Samuel Taylor Coleridge, the Romantic British poet, is credited with first coining the term “suspension of disbelief.” In speaking of his own writing concerning supernatural or romantic notions, he noted:
…yet so as to transfer from our inward nature a human interest and a semblance of truth sufficient to procure for these shadows of imagination that willing suspension of disbelief for the moment, which constitutes poetic faith.”
But how? How do you get the reader to feel this really could happen without interrupting the fictive dream of the story or the poem?
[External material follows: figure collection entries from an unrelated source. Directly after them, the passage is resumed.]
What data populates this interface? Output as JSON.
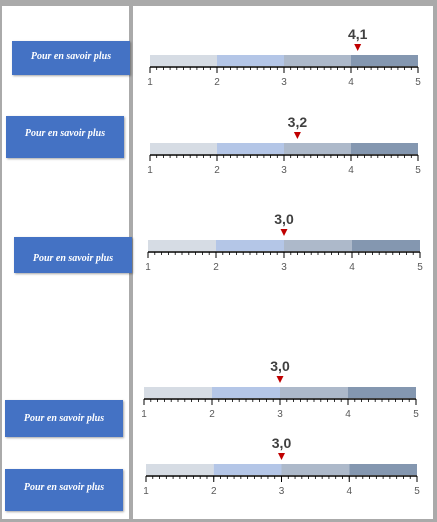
{
  "buttons": [
    {
      "label": "Pour en savoir plus"
    },
    {
      "label": "Pour en savoir plus"
    },
    {
      "label": "Pour en savoir plus"
    },
    {
      "label": "Pour en savoir plus"
    },
    {
      "label": "Pour en savoir plus"
    }
  ],
  "chart_data": [
    {
      "type": "bar",
      "x_min": 1,
      "x_max": 5,
      "ticks": [
        "1",
        "2",
        "3",
        "4",
        "5"
      ],
      "marker_value": 4.1,
      "marker_label": "4,1",
      "band_colors": [
        "#d6dce4",
        "#b4c6e7",
        "#adb9ca",
        "#8497b0"
      ]
    },
    {
      "type": "bar",
      "x_min": 1,
      "x_max": 5,
      "ticks": [
        "1",
        "2",
        "3",
        "4",
        "5"
      ],
      "marker_value": 3.2,
      "marker_label": "3,2",
      "band_colors": [
        "#d6dce4",
        "#b4c6e7",
        "#adb9ca",
        "#8497b0"
      ]
    },
    {
      "type": "bar",
      "x_min": 1,
      "x_max": 5,
      "ticks": [
        "1",
        "2",
        "3",
        "4",
        "5"
      ],
      "marker_value": 3.0,
      "marker_label": "3,0",
      "band_colors": [
        "#d6dce4",
        "#b4c6e7",
        "#adb9ca",
        "#8497b0"
      ]
    },
    {
      "type": "bar",
      "x_min": 1,
      "x_max": 5,
      "ticks": [
        "1",
        "2",
        "3",
        "4",
        "5"
      ],
      "marker_value": 3.0,
      "marker_label": "3,0",
      "band_colors": [
        "#d6dce4",
        "#b4c6e7",
        "#adb9ca",
        "#8497b0"
      ]
    },
    {
      "type": "bar",
      "x_min": 1,
      "x_max": 5,
      "ticks": [
        "1",
        "2",
        "3",
        "4",
        "5"
      ],
      "marker_value": 3.0,
      "marker_label": "3,0",
      "band_colors": [
        "#d6dce4",
        "#b4c6e7",
        "#adb9ca",
        "#8497b0"
      ]
    }
  ],
  "colors": {
    "button": "#4472c4",
    "marker": "#c00000",
    "frame": "#aaaaaa"
  }
}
In movies, whether thriller/suspense or action or drama or even romantic comedy, one way to allow for suspension of disbelief seems to be sticking the myriad details, even the ones that aren’t essential to the plot or character development. If you get those details right and have enough of them, the reader is more likely to stay along for the plot twist, the surreal reveal, the unbelievable choice.
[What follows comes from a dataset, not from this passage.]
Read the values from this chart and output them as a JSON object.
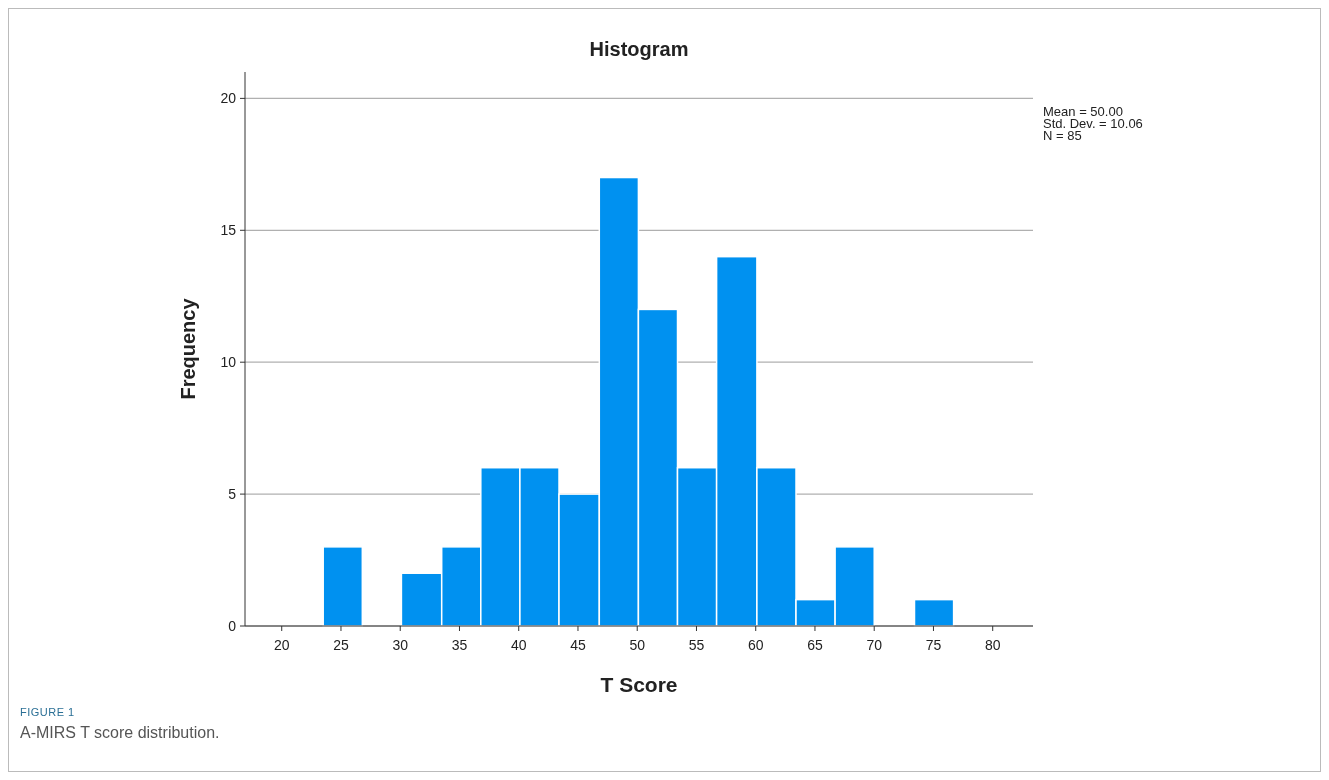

I’ve been annoyed by (and therefore thrown out of) movies when I hear an actor butcher an accent I’m familiar with, play trombone with movements that bear no relation to how that instrument produces music, swing a bat when they clearly never played baseball, bake a towering cake without greasing the pan. So — stick the details.
Below are some things I’ve researched online, bought books to understand, asked knowledgeable friends about, or tried to closely observe in the interest of sticking the details. I know they expose my own ignorance.
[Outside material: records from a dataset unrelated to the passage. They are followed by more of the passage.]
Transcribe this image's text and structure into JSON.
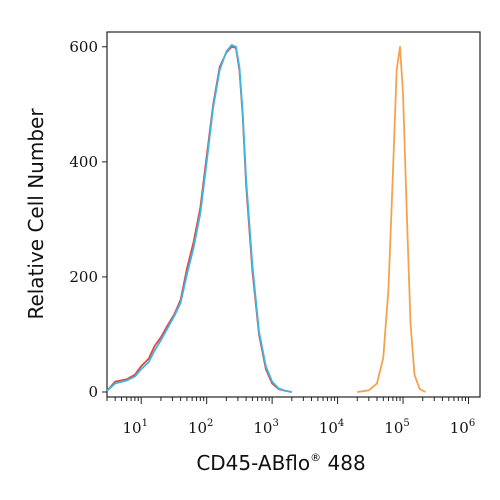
{
  "chart_data": {
    "type": "line",
    "title": "",
    "xlabel": "CD45-ABflo",
    "xlabel_suffix": "®",
    "xlabel_tail": " 488",
    "ylabel": "Relative Cell Number",
    "x_scale": "log",
    "xlim": [
      3,
      1500000
    ],
    "ylim": [
      0,
      650
    ],
    "grid": false,
    "legend": "none",
    "y_ticks": [
      0,
      200,
      400,
      600
    ],
    "x_ticks": [
      {
        "value": 10,
        "base": "10",
        "exp": "1"
      },
      {
        "value": 100,
        "base": "10",
        "exp": "2"
      },
      {
        "value": 1000,
        "base": "10",
        "exp": "3"
      },
      {
        "value": 10000,
        "base": "10",
        "exp": "4"
      },
      {
        "value": 100000,
        "base": "10",
        "exp": "5"
      },
      {
        "value": 1000000,
        "base": "10",
        "exp": "6"
      }
    ],
    "series": [
      {
        "color": "#e8453c",
        "x": [
          3,
          4,
          6,
          8,
          10,
          13,
          16,
          20,
          25,
          32,
          40,
          50,
          63,
          80,
          100,
          126,
          158,
          200,
          240,
          280,
          316,
          355,
          400,
          500,
          630,
          800,
          1000,
          1260,
          1580,
          2000
        ],
        "y": [
          2,
          18,
          22,
          30,
          45,
          58,
          80,
          95,
          115,
          135,
          160,
          215,
          260,
          320,
          410,
          500,
          565,
          590,
          600,
          598,
          560,
          480,
          360,
          210,
          100,
          40,
          15,
          5,
          2,
          0
        ]
      },
      {
        "color": "#3ab7e2",
        "x": [
          3,
          4,
          6,
          8,
          10,
          13,
          16,
          20,
          25,
          32,
          40,
          50,
          63,
          80,
          100,
          126,
          158,
          200,
          240,
          280,
          316,
          355,
          400,
          500,
          630,
          800,
          1000,
          1260,
          1580,
          2000
        ],
        "y": [
          2,
          15,
          20,
          27,
          40,
          52,
          72,
          90,
          110,
          132,
          155,
          205,
          250,
          310,
          400,
          495,
          560,
          592,
          603,
          600,
          565,
          485,
          370,
          220,
          105,
          45,
          18,
          6,
          2,
          0
        ]
      },
      {
        "color": "#f4a34c",
        "x": [
          20000,
          30000,
          40000,
          50000,
          60000,
          70000,
          80000,
          90000,
          100000,
          115000,
          130000,
          150000,
          180000,
          220000
        ],
        "y": [
          0,
          3,
          15,
          60,
          180,
          380,
          560,
          600,
          520,
          300,
          120,
          30,
          5,
          0
        ]
      }
    ]
  }
}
- Do raccoons hibernate in the winter?
- What do marines call the bathroom? What do sailors call it?
- How long after a trial does sentencing occur? What are typical sentences for this crime, for that one?
- What are some names of low-budget porn films?
- What song or movie was popular in this year or that one? Was this movie even released by this date?
- How do you say weak/fragile/sick in Spanish?
- How does a cop move into detective ranks? The FBI? Is a cop employed by the county or the city or some other entity? What’s the difference between sheriff and deputy and police officer?
- How long can a small child survive without food? Without water? If exposed to cold but not freezing temperatures?
- What are the routes from Juarez to the U.S. for immigrants? What methods do people use for crossing?
- What are some names of black southern ministers? What are some hymns and altar calls common in both black and white Protestant churches?
- What is the distance and geography between this town and that one?
- Does Alabama have this particular grocery store? Specifically, does this town, and what stores came before this particular grocery store?
- How would you kill someone who is in ICU? Are there certain meds nurses have access to that wouldn’t necessarily show up in an autopsy and that also are easy to obtain?
- What are some of the behaviors of bisexual men who are work in traditionally male-dominated professions?
Of course, there are also the endless searches for words, phrases, turns of speech, for meaning, alternative meaning, synonyms. Writing itself is an act of learning, expanding, second-guessing your own assumptions.
I remember attending a reading once and hearing a story about an otherwise good mother who leapt from a bus window when something terrible happened on the bus (men with guns, a fight of some sort — I don’t remember exactly, but the threat of danger was imminent). A friend of mine said, “A mother would never abandon her baby like that.”
I say bullshit.
I have a low tolerance for “a mother would never” or “men don’t think that way” or “people from that place or that background don’t believe” sort of feedback. What that feedback is really trying to say is, “I don’t believe this character would do/say this thing at this time.” It’s our job as writers to make them believe it could happen, that characters, like people, behave in all sorts of surprising ways, believe all sorts of contrary things. We must make their actions and choices plausible in the context of the story, as individuals who are not necessarily wholly representative of their class/gender/ethnicity/vocation.
Even when we do this well, there will be objections of the sort my friends voiced, objections rooted deep in a reader’s understanding of the way the world works.
How do go from “all men think this way” to “some men think these things” to “Mr. Jackson, unlike another many other men you may know, thinks this one particular thing, and that is part of who he is as a man and a human, and that’s perfectly normal for Mr. Jackson”?
How do we get readers to suspend not just disbelief, but also their own biases, tendencies, prejudices, assumptions?
If that answer were easy, so would writing be. So would life, I guess.